Oral Histories

Merv Lawton


Merv Lawton

Then there was an accident. We’d stopped by the side of the road and a convoy coming out of Berlin going West ran into the back of our staff car and wrote it off so we had to find a way to get back to Italy. Eventually we managed to get a staff car from Montgomery’s headquarters. They gave us one. They were very, very cooperative. I must say that when we got back to base camp in Italy there were lots of questions asked. “Where did that staff car come from?” And for years afterward there were queries. “How did we get hold of that staff car.” It was a bit of a joke, actually. But, nevertheless. nothing transpired that was adverse to any one of us.

Q: It sounds like you had a good time after the war but what about when you were fighting? How did it seem?

A: Well, you had a job to do and we did it. Initially we were doing fighter work but the numbers of German aircraft in the area gradually diminished so we started carrying bombs on our Spitfires and dive bombing with them.

Q: So you didn’t seem to get shot at much?

A: Oh, we got shot at much. One day I was hit by anti-aircraft fire when I was climbing up from doing my bombing run. I had to climb up because of our radio, We had to be fairly high in order to get the radio message right back to base because of the mountains.
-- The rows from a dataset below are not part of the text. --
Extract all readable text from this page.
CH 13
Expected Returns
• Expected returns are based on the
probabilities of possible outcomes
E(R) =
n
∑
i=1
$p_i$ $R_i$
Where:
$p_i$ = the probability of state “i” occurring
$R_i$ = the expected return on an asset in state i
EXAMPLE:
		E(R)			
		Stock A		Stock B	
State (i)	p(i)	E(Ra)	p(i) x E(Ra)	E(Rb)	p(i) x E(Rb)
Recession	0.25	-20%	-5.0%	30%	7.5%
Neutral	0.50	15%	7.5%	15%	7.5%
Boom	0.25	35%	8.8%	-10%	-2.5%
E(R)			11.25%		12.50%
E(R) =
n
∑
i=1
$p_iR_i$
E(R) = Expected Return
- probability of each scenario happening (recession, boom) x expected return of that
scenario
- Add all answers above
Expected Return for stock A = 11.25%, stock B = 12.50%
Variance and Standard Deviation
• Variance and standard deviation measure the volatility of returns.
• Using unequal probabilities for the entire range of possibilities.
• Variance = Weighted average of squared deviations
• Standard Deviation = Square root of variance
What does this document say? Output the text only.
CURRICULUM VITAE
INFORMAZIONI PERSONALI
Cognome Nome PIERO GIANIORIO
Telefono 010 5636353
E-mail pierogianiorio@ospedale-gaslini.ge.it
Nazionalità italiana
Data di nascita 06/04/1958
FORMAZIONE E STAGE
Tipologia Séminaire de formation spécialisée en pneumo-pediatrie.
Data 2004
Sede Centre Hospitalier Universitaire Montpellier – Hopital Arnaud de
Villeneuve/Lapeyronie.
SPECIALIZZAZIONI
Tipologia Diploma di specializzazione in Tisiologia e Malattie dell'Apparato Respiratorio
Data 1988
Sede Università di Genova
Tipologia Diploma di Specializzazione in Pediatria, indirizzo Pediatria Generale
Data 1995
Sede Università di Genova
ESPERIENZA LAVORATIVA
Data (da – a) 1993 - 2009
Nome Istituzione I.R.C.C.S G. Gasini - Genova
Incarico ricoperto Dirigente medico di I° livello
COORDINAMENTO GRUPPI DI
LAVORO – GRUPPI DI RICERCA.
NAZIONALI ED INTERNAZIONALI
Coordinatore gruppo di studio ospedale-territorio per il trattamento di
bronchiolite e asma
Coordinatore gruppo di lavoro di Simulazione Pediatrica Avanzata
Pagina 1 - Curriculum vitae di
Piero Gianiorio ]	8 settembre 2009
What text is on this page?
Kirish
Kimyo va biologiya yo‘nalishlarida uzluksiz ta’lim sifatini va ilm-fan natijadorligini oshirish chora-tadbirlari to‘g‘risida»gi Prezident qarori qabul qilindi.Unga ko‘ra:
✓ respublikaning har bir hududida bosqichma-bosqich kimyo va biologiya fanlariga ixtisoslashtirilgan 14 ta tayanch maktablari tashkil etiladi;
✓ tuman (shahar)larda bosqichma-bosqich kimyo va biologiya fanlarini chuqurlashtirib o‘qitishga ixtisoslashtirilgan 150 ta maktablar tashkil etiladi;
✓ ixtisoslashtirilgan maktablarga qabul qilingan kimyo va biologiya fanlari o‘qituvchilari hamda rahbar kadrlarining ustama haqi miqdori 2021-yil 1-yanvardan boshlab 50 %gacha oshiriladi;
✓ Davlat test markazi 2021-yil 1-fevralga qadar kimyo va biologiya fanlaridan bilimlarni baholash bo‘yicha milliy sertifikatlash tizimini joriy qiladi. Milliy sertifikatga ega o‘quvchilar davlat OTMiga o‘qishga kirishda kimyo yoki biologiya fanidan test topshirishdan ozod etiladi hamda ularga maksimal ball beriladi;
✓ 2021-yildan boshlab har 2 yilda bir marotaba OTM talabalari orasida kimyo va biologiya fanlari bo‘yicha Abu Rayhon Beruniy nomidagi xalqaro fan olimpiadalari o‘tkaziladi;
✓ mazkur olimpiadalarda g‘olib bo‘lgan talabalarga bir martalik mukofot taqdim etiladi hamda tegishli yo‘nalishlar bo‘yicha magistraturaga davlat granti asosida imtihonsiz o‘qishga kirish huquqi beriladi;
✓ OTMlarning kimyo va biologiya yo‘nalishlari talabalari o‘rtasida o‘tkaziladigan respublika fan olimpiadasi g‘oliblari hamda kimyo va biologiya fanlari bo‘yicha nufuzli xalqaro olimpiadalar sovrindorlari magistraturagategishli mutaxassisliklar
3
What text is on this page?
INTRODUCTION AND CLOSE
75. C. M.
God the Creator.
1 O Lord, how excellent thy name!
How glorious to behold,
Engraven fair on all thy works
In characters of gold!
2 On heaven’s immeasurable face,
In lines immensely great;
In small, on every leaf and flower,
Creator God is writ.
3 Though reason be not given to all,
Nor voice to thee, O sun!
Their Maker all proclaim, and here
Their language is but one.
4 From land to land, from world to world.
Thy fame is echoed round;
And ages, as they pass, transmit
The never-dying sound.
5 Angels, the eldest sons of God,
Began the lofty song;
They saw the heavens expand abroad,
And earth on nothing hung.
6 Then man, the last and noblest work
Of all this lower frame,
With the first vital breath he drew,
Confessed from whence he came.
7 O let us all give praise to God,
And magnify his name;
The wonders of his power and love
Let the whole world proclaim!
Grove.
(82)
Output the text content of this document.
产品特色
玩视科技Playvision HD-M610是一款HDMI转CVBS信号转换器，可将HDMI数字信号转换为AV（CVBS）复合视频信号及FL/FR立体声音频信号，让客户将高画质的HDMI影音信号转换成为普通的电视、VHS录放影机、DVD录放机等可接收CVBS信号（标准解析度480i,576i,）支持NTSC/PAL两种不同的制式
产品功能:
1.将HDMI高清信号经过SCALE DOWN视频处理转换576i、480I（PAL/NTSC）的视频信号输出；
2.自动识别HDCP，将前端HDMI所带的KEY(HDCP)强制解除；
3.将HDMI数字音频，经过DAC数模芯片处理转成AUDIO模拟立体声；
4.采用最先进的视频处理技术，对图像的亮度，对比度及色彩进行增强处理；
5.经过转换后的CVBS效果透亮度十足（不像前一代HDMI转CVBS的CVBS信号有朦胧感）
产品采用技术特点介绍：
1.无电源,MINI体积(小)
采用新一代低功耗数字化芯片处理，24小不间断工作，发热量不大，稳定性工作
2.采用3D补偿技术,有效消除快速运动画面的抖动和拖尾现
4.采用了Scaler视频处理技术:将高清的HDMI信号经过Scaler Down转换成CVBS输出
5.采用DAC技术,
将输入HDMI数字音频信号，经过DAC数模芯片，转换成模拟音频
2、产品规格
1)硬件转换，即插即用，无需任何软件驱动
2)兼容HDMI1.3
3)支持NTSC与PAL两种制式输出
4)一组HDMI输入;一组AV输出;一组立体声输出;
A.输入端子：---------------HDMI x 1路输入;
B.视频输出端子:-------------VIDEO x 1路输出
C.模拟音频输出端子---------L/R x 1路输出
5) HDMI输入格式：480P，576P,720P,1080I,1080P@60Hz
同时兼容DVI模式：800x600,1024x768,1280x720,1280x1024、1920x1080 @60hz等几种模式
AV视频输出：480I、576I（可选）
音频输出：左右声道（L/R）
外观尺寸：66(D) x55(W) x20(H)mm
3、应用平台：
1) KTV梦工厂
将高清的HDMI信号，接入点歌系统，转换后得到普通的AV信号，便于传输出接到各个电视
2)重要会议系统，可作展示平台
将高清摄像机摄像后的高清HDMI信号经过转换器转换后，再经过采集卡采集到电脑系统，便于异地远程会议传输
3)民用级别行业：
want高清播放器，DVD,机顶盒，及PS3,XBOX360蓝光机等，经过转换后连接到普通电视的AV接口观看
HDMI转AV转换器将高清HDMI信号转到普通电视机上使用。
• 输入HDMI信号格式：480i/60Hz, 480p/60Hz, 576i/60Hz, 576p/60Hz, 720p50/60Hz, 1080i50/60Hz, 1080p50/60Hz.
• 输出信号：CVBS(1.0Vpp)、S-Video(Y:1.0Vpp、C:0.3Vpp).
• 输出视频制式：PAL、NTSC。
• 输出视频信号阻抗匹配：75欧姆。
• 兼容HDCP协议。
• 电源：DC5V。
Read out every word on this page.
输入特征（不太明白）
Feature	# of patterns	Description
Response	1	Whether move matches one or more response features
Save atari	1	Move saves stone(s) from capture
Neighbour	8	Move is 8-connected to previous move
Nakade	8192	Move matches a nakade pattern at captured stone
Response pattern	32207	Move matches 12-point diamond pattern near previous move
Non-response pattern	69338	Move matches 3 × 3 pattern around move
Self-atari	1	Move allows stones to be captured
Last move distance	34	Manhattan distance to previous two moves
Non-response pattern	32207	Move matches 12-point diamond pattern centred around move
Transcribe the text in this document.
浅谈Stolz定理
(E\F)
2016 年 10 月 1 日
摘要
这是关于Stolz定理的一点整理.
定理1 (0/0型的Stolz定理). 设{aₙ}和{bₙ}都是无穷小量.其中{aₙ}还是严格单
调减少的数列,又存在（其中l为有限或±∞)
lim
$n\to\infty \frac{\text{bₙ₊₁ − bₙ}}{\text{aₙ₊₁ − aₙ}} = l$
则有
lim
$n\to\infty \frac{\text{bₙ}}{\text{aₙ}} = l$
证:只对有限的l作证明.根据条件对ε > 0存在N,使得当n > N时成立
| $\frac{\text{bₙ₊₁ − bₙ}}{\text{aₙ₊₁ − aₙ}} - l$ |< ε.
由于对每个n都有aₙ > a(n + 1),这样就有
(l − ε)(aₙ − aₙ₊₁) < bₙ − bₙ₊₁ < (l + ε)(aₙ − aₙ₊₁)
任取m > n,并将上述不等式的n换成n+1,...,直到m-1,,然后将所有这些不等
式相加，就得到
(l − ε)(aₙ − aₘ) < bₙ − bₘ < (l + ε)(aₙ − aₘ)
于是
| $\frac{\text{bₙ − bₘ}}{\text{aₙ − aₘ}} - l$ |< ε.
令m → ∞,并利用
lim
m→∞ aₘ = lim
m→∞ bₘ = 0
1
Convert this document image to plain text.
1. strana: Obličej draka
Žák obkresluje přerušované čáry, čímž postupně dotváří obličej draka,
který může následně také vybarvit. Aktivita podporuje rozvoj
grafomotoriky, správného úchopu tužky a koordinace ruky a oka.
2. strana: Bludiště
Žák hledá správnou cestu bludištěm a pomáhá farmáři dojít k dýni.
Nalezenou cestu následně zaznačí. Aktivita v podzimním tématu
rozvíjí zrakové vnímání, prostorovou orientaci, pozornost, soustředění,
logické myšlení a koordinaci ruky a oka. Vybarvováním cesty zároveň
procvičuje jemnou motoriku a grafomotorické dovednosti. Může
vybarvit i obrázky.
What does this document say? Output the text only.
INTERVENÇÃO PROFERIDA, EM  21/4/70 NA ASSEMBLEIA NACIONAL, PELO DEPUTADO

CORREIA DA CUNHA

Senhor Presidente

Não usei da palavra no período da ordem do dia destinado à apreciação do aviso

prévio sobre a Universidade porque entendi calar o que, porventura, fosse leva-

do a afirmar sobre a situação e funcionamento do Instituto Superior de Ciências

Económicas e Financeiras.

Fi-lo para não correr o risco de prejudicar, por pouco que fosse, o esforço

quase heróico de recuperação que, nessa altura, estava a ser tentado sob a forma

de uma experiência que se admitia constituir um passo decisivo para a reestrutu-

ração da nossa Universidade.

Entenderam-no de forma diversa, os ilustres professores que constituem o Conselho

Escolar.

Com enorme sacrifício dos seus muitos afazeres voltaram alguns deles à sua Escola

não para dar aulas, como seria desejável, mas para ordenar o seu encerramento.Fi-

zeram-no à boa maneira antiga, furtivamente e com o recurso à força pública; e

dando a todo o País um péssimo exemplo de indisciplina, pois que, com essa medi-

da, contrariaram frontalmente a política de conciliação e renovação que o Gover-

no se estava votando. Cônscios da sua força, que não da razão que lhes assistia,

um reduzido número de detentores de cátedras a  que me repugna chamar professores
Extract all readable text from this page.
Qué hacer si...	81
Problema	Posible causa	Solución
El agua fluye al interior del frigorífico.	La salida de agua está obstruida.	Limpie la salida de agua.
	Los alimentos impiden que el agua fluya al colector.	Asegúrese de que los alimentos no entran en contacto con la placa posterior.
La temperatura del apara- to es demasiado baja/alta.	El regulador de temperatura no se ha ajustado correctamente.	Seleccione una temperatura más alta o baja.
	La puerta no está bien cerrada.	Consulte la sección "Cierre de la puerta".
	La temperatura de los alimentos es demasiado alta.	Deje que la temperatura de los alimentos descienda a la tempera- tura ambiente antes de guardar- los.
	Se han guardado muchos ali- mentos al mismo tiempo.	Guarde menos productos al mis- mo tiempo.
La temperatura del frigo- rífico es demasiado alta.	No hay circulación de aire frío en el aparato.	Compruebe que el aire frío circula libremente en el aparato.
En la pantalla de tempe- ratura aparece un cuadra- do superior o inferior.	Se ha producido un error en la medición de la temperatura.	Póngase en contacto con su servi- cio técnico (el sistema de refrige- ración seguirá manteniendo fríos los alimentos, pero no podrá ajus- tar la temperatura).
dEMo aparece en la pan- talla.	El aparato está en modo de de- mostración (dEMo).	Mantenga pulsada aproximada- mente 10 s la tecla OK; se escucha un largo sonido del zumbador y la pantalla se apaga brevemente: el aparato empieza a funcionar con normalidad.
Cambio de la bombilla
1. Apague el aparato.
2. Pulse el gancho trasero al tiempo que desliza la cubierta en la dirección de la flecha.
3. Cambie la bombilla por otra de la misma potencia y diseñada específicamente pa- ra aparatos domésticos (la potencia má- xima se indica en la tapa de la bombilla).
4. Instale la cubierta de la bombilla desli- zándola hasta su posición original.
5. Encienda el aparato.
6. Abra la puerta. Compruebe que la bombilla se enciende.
Q: What did the anti-aircraft do to your plane?

A: Well, the main part was that some of the shrapnel hit the radiators. I started losing all my coolant. And I knew the engine wouldn’t last long enough for me to get back to our own lines, flying south over the mainland.

Q: So where did you land?

A: The shortest distance to get to “friendly territory” was to head east to the Adriatic and come down in the sea and trust that our air-sea rescue would pick me up.

Q: So you did go down at sea?

A: Yup. I got a couple of miles out to sea and that’s when the motor failed and seized up, so I had to get out into the parachute and I came down in the sea. It was quite an experience. I got into the sea, got out of my parachute, and blew up my little dinghy that we carried with us, got in my dinghy and just sat down in the dinghy while the rest of my squadron was circling overhead. Then a little bit later on I heard the air-sea rescue amphibian. It was an old type of aircraft. It was called a “Walrus” and it landed on the sea. It was a nice calm day, no trouble there, and it came to where I was in the dinghy and I got out into the amphibian. Then we tried to take off and, for some reason, the engine wasn’t giving its true power so it couldn’t get off the water. So we decided that there was only one thing to do, to taxi back on the water, heading down parallel to the coast, and sometime during the night we would get to a position where we could go to the land and be behind our own lines. So that was our plan.

Well, round about one o’clock in the morning, we were rather alarmed when a lot of gunfire started coming towards us and hit the aircraft, hit the fuel tank, the walrus caught fire. So the three of us (the two people- the pilot and the co-pilot of the rescue aircraft -and myself) we had to jump into the water and swim away from this burning aircraft. Now it wasn’t too long before we could hear these motor boats and they were coming up towards us and we decided, well, there wasn’t much we could do about it. So we just called out to them and they picked us up and it just happened that they weren’t German boats. They were British boats. In the dark they’d wanted to switch their searchlight on to light us up but the searchlight, for some reason or other, wouldn’t come on so they opened fire because they presumed that we were Germans laying mines in the area to try and damage our warships that had been coming up the coast to shell the mainland. So they picked us up.

We asked them if they were going to take us back to port and they said, “No, no, no, we can’t go back yet. We’ve got to make amends for what we’ve done. You’ll have to stay for the length of this operation tonight.” Oh, very well. There were two of these motor torpedo boats. We were in the lead boat and then, at about two o’clock in the morning, there was a great big explosion and the boat behind us (the rear boat) had its stern blown off by a mine. Apparently what had happened was there were some floating mines around and the bow wave from our boat pushed the mine out and then it swung back in again and hit the back boat.

Q: Did it get the people in it?

A: Well, they lost a few, they lost a few that were probably blasted into the water and we couldn’t find them so then they decided that this was it. We’re going home now. They took the damaged boat in tow and started back for safe harbor. Well, we got back safely and so that was three events all in the period of one afternoon..…shot down, bailed out into the sea, the air-sea rescue craft getting blown up, picked up by British motor torpedo boats, the motor torpedo boat got blown up and then we went home! It was in British papers. They called him “Three-time loser.”